A series of events around the continent has brought into sharp focus the tensions over women's rights, Islamic law, freedom of speech and whether Turkey has a future in Europe.
Turkey's Parliament, dominated by the ruling AKP party of moderate Islamists, revoked the traditional ban on Muslim women being able to wear headscarves in universities. The strongly secular army has hitherto seen this as the kind of symbolic threat that might trigger a coup.
In the Netherlands, the government has issued warnings to Dutch nationals in Muslim countries to take special care, as the anti-immigration Dutch MP Gert Wilders prepares to release his bitterly critical film about the Koran. He has called the book most sacred to Muslims "an Islamic Mein Kampf," in deliberately provocative echo of Hitler's inflammatory book. This pushes the Dutch commitment to free speech very far indeed.
Iran has already threatened to break off diplomatic relations with Holland, and the Grand Mufti of Syria is making wild speeches about war and bloodshed. Al-Jazeera is covering the affair fully, and also looking critically at the often difficult lives of Muslim immigrants in Holland. Many are bracing for a repeat of the mass demonstrations and boycotts that followed a Danish newspaper's publication of cartoons about the Prophet Mohammed.
In Paris, President Nicolas Sarkozy launched his plan to address the problems of the predominantly Muslim youth in the banlieues, the grim public housing suburbs that spawned the riots and car burnings that have swept France twice in the last two years.
So far, it looks heavier on the policing than on the social reforms, with 4,000 new cops to be drafted in to crack down on the drug-trafficking and its gangs who have made many of these high-rise estates into no-go areas for the French authorities.
Pledging "a war without mercy against drug-traffickers," Sarkozy rather drowned the more positive measures like "second chance" schools for dropouts and 100,000 new job-training positions and $700 million in public transport to "de-ghettoize" the banlieues.
And in Britain, Rowan Williams, the spiritual head of the Anglican Church worldwide as Archbishop of Canterbury, has provoked huge controversy by suggesting that the introduction of Shariah Islamic law is "unavoidable" in Britain.
The spokesman for Prime Minister Gordon Brown rejected the notion, saying, "British laws should be based on British values." The opposition Conservative party said it was "unacceptable." Nick Clegg, the leader of the Liberal-Democrat party, said, "We cannot have a situation where there is one law for one person and different laws for another."
The European Court of Human Rights has already ruled that Shariah is incompatible with democracy, because of its treatment of women, its code of punishment and its denial of religious freedom. (If a Christian missionary succeeds in converting a Muslim, in theory they could both face the death penalty under strict Shariah law.)
The archbishop argues that British law has traditionally been rather relaxed about accommodating other faiths.
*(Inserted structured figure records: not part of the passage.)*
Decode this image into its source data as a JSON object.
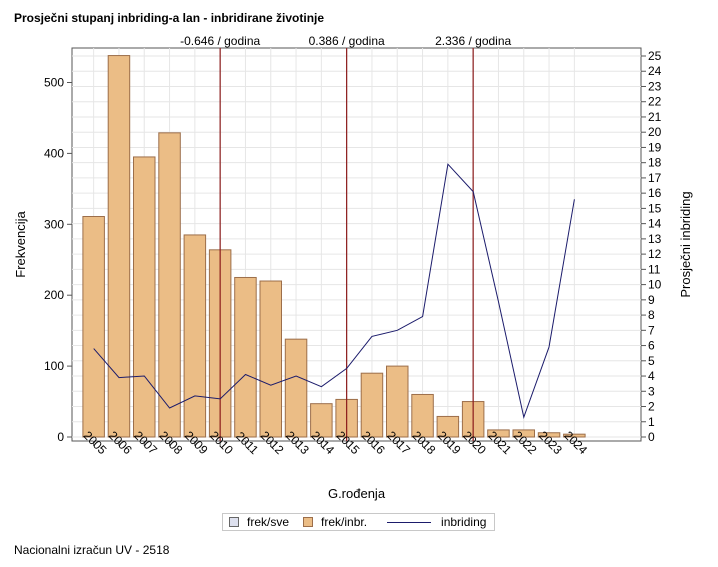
{
  "title": "Prosječni stupanj inbriding-a lan - inbridirane životinje",
  "footer": "Nacionalni izračun UV - 2518",
  "colors": {
    "bar_fill": "#ebbd86",
    "bar_stroke": "#9c6e4a",
    "line": "#1b1b6b",
    "vline": "#8b1a1a",
    "grid": "#e6e6e6",
    "sve_fill": "#dde0ee"
  },
  "legend": {
    "items": [
      {
        "label": "frek/sve",
        "kind": "swatch",
        "color": "#dde0ee"
      },
      {
        "label": "frek/inbr.",
        "kind": "swatch",
        "color": "#ebbd86"
      },
      {
        "label": "inbriding",
        "kind": "line",
        "color": "#1b1b6b"
      }
    ]
  },
  "chart_data": {
    "type": "bar",
    "xlabel": "G.rođenja",
    "ylabel": "Frekvencija",
    "y2label": "Prosječni inbriding",
    "categories": [
      "2005",
      "2006",
      "2007",
      "2008",
      "2009",
      "2010",
      "2011",
      "2012",
      "2013",
      "2014",
      "2015",
      "2016",
      "2017",
      "2018",
      "2019",
      "2020",
      "2021",
      "2022",
      "2023",
      "2024"
    ],
    "series": [
      {
        "name": "frek/inbr.",
        "type": "bar",
        "axis": "left",
        "values": [
          311,
          538,
          395,
          429,
          285,
          264,
          225,
          220,
          138,
          47,
          53,
          90,
          100,
          60,
          29,
          50,
          10,
          10,
          6,
          4
        ]
      },
      {
        "name": "inbriding",
        "type": "line",
        "axis": "right",
        "values": [
          5.8,
          3.9,
          4.0,
          1.9,
          2.7,
          2.5,
          4.1,
          3.4,
          4.0,
          3.3,
          4.5,
          6.6,
          7.0,
          7.9,
          17.9,
          16.1,
          8.9,
          1.3,
          5.9,
          15.6
        ]
      }
    ],
    "ylim": [
      0,
      540
    ],
    "yticks": [
      0,
      100,
      200,
      300,
      400,
      500
    ],
    "y2lim": [
      0,
      25
    ],
    "y2ticks": [
      0,
      1,
      2,
      3,
      4,
      5,
      6,
      7,
      8,
      9,
      10,
      11,
      12,
      13,
      14,
      15,
      16,
      17,
      18,
      19,
      20,
      21,
      22,
      23,
      24,
      25
    ],
    "reference_lines": [
      {
        "category": "2010",
        "label": "-0.646 / godina"
      },
      {
        "category": "2015",
        "label": "0.386 / godina"
      },
      {
        "category": "2020",
        "label": "2.336 / godina"
      }
    ],
    "grid": true,
    "legend_position": "bottom"
  }
}
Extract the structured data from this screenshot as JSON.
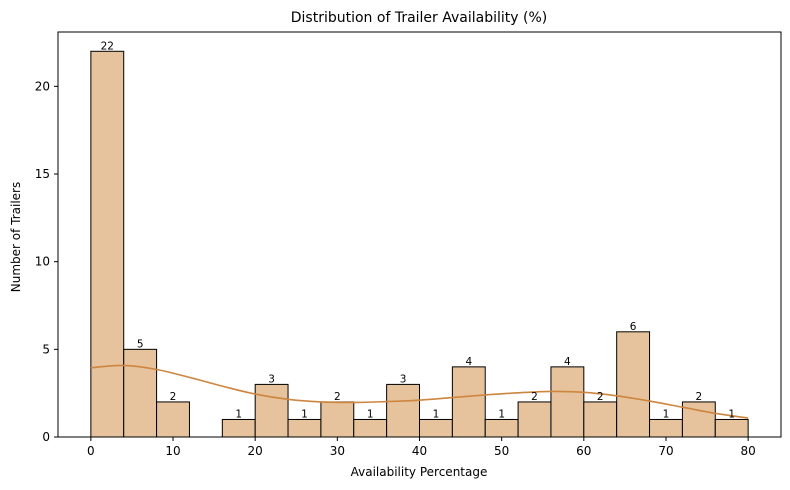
{
  "chart_data": {
    "type": "bar",
    "title": "Distribution of Trailer Availability (%)",
    "xlabel": "Availability Percentage",
    "ylabel": "Number of Trailers",
    "xlim": [
      -4,
      84
    ],
    "ylim": [
      0,
      23.1
    ],
    "xticks": [
      0,
      10,
      20,
      30,
      40,
      50,
      60,
      70,
      80
    ],
    "yticks": [
      0,
      5,
      10,
      15,
      20
    ],
    "bin_edges": [
      0,
      4,
      8,
      12,
      16,
      20,
      24,
      28,
      32,
      36,
      40,
      44,
      48,
      52,
      56,
      60,
      64,
      68,
      72,
      76,
      80
    ],
    "counts": [
      22,
      5,
      2,
      0,
      1,
      3,
      1,
      2,
      1,
      3,
      1,
      4,
      1,
      2,
      4,
      2,
      6,
      1,
      2,
      1
    ],
    "kde": {
      "x": [
        0,
        4,
        8,
        12,
        16,
        20,
        24,
        28,
        32,
        36,
        40,
        44,
        48,
        52,
        56,
        60,
        64,
        68,
        72,
        76,
        80
      ],
      "y": [
        3.95,
        4.08,
        3.85,
        3.4,
        2.9,
        2.45,
        2.15,
        2.0,
        1.97,
        2.02,
        2.1,
        2.25,
        2.4,
        2.52,
        2.6,
        2.55,
        2.35,
        2.05,
        1.7,
        1.35,
        1.08
      ]
    },
    "bar_color": "#e6c39d",
    "edge_color": "#000000",
    "kde_color": "#cd853f",
    "grid": false,
    "legend": "none"
  }
}
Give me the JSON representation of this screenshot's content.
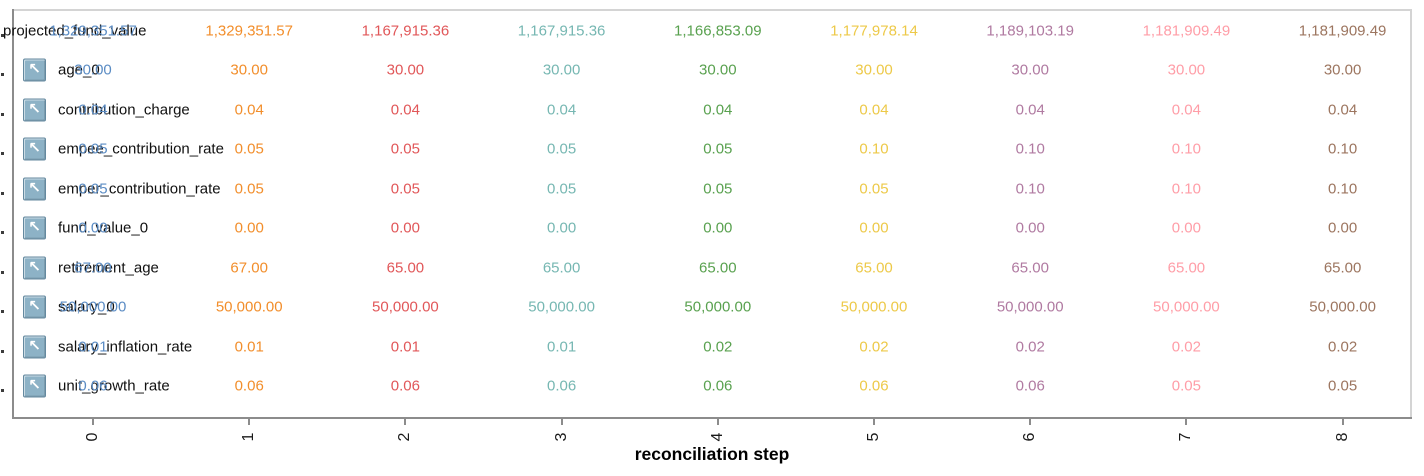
{
  "chart_data": {
    "type": "table",
    "title": "",
    "xlabel": "reconciliation step",
    "x": [
      0,
      1,
      2,
      3,
      4,
      5,
      6,
      7,
      8
    ],
    "x_tick_labels": [
      "0",
      "1",
      "2",
      "3",
      "4",
      "5",
      "6",
      "7",
      "8"
    ],
    "legend": "none",
    "grid": false,
    "step_colors": [
      "#5b8cc4",
      "#f28e2b",
      "#e15759",
      "#76b7b2",
      "#59a14f",
      "#edc948",
      "#b07aa1",
      "#ff9da7",
      "#9c755f"
    ],
    "rows": [
      {
        "label": "projected_fund_value",
        "icon": null,
        "values": [
          "1,329,351.57",
          "1,329,351.57",
          "1,167,915.36",
          "1,167,915.36",
          "1,166,853.09",
          "1,177,978.14",
          "1,189,103.19",
          "1,181,909.49",
          "1,181,909.49"
        ]
      },
      {
        "label": "age_0",
        "icon": "arrow-up-left",
        "values": [
          "30.00",
          "30.00",
          "30.00",
          "30.00",
          "30.00",
          "30.00",
          "30.00",
          "30.00",
          "30.00"
        ]
      },
      {
        "label": "contribution_charge",
        "icon": "arrow-up-left",
        "values": [
          "0.04",
          "0.04",
          "0.04",
          "0.04",
          "0.04",
          "0.04",
          "0.04",
          "0.04",
          "0.04"
        ]
      },
      {
        "label": "empee_contribution_rate",
        "icon": "arrow-up-left",
        "values": [
          "0.05",
          "0.05",
          "0.05",
          "0.05",
          "0.05",
          "0.10",
          "0.10",
          "0.10",
          "0.10"
        ]
      },
      {
        "label": "emper_contribution_rate",
        "icon": "arrow-up-left",
        "values": [
          "0.05",
          "0.05",
          "0.05",
          "0.05",
          "0.05",
          "0.05",
          "0.10",
          "0.10",
          "0.10"
        ]
      },
      {
        "label": "fund_value_0",
        "icon": "arrow-up-left",
        "values": [
          "0.00",
          "0.00",
          "0.00",
          "0.00",
          "0.00",
          "0.00",
          "0.00",
          "0.00",
          "0.00"
        ]
      },
      {
        "label": "retirement_age",
        "icon": "arrow-up-left",
        "values": [
          "67.00",
          "67.00",
          "65.00",
          "65.00",
          "65.00",
          "65.00",
          "65.00",
          "65.00",
          "65.00"
        ]
      },
      {
        "label": "salary_0",
        "icon": "arrow-up-left",
        "values": [
          "50,000.00",
          "50,000.00",
          "50,000.00",
          "50,000.00",
          "50,000.00",
          "50,000.00",
          "50,000.00",
          "50,000.00",
          "50,000.00"
        ]
      },
      {
        "label": "salary_inflation_rate",
        "icon": "arrow-up-left",
        "values": [
          "0.01",
          "0.01",
          "0.01",
          "0.01",
          "0.02",
          "0.02",
          "0.02",
          "0.02",
          "0.02"
        ]
      },
      {
        "label": "unit_growth_rate",
        "icon": "arrow-up-left",
        "values": [
          "0.06",
          "0.06",
          "0.06",
          "0.06",
          "0.06",
          "0.06",
          "0.06",
          "0.05",
          "0.05"
        ]
      }
    ]
  },
  "icons": {
    "row_icon_glyph": "↖"
  },
  "axis": {
    "xlabel": "reconciliation step"
  }
}
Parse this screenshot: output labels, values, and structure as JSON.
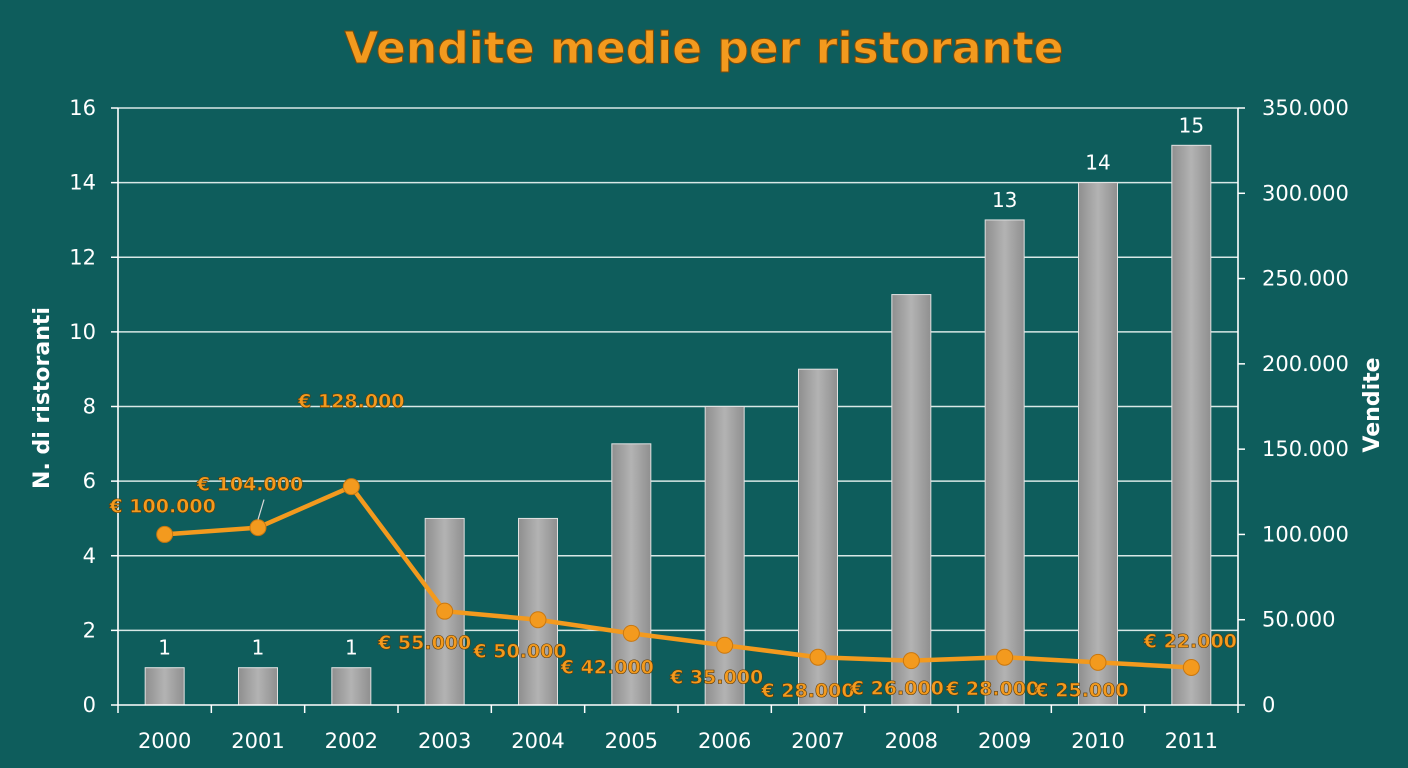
{
  "chart_data": {
    "type": "bar",
    "title": "Vendite medie per ristorante",
    "categories": [
      "2000",
      "2001",
      "2002",
      "2003",
      "2004",
      "2005",
      "2006",
      "2007",
      "2008",
      "2009",
      "2010",
      "2011"
    ],
    "series": [
      {
        "type": "bar",
        "axis": "left",
        "values": [
          1,
          1,
          1,
          5,
          5,
          7,
          8,
          9,
          11,
          13,
          14,
          15
        ],
        "data_labels": [
          "1",
          "1",
          "1",
          "",
          "",
          "",
          "",
          "",
          "",
          "13",
          "14",
          "15"
        ],
        "color": "#a3a3a3"
      },
      {
        "type": "line",
        "axis": "right",
        "values": [
          100000,
          104000,
          128000,
          55000,
          50000,
          42000,
          35000,
          28000,
          26000,
          28000,
          25000,
          22000
        ],
        "data_labels": [
          "€ 100.000",
          "€ 104.000",
          "€ 128.000",
          "€ 55.000",
          "€ 50.000",
          "€ 42.000",
          "€ 35.000",
          "€ 28.000",
          "€ 26.000",
          "€ 28.000",
          "€ 25.000",
          "€ 22.000"
        ],
        "color": "#f39a1e"
      }
    ],
    "ylabel": "N. di ristoranti",
    "ylim": [
      0,
      16
    ],
    "yticks": [
      "0",
      "2",
      "4",
      "6",
      "8",
      "10",
      "12",
      "14",
      "16"
    ],
    "y2label": "Vendite",
    "y2lim": [
      0,
      350000
    ],
    "y2ticks": [
      "0",
      "50.000",
      "100.000",
      "150.000",
      "200.000",
      "250.000",
      "300.000",
      "350.000"
    ],
    "grid": true,
    "legend": "none",
    "colors": {
      "background": "#0e5d5c",
      "grid": "#d8e8e6",
      "title": "#f39a1e",
      "text": "#ffffff"
    }
  }
}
Catholic doctors in the National Health Service are not required to perform abortions. Jewish religious courts in Britain settle issues like divorce, and the British government is already planning to issue Treasury bonds that conform to Shariah financial law against usury.
Since there are close to 2 million Muslims in Britain, the Archbishop counsels against giving them the stark choice between obeying the state law or their religion. That could alienate them from British law altogether.
"There's a place for finding what would be a constructive accommodation with some aspects of Muslim law, as we already do with some other aspects of religious law," he notes.
The archbishop stresses that Shariah law and Islamic traditions need to be better understood and not left to "sensational reporting and opinion polls" that make reasonable discussion impossible. The difficulty will be in drawing the line and defining where Shariah stops and where British (or European) law and custom prevail.
In practice, this would mean that "honor killings" of Muslim girls who date Christian boys are treated as murder, and religious freedom to convert from one faith to another must be accepted. It would certainly mean that Muslim women are entitled to wear headscarves if they wish (which they may not in French schools). But what of Muslim women who refuse a subordinate role in a family? What of the right of Gert Wilders to exercise his free speech on Islam, or the right of radical Muslims to publish articles praising al-Qaida?
These issues and not only difficult in themselves and symbolic of a serious clash of values on which each side may find it tough to compromise, but they also involve the nature of that intriguing work-in-progress, the European Union.
With the French government already giving a firm "No," can the EU accept a predominantly Muslim state like Turkey into the club? It has already in principle said it is prepared to accept the predominantly Muslim Bosnians and later this month is likely to be faced with a unilateral declaration of independence from the Muslims of Kosovo, who also expect a swift transition into the EU.
The statement Saturday at the Munich security conference by Turkish Prime Minister Tayyip Erdogan, insisting that he will not accept anything short of full EU membership, keeps the issue high on the EU agenda. It now jostles for space in the headlines alongside the demands from senior figures in the Church of England that their Archbishop retract his remarks on Shariah law or resign. So much for his free speech.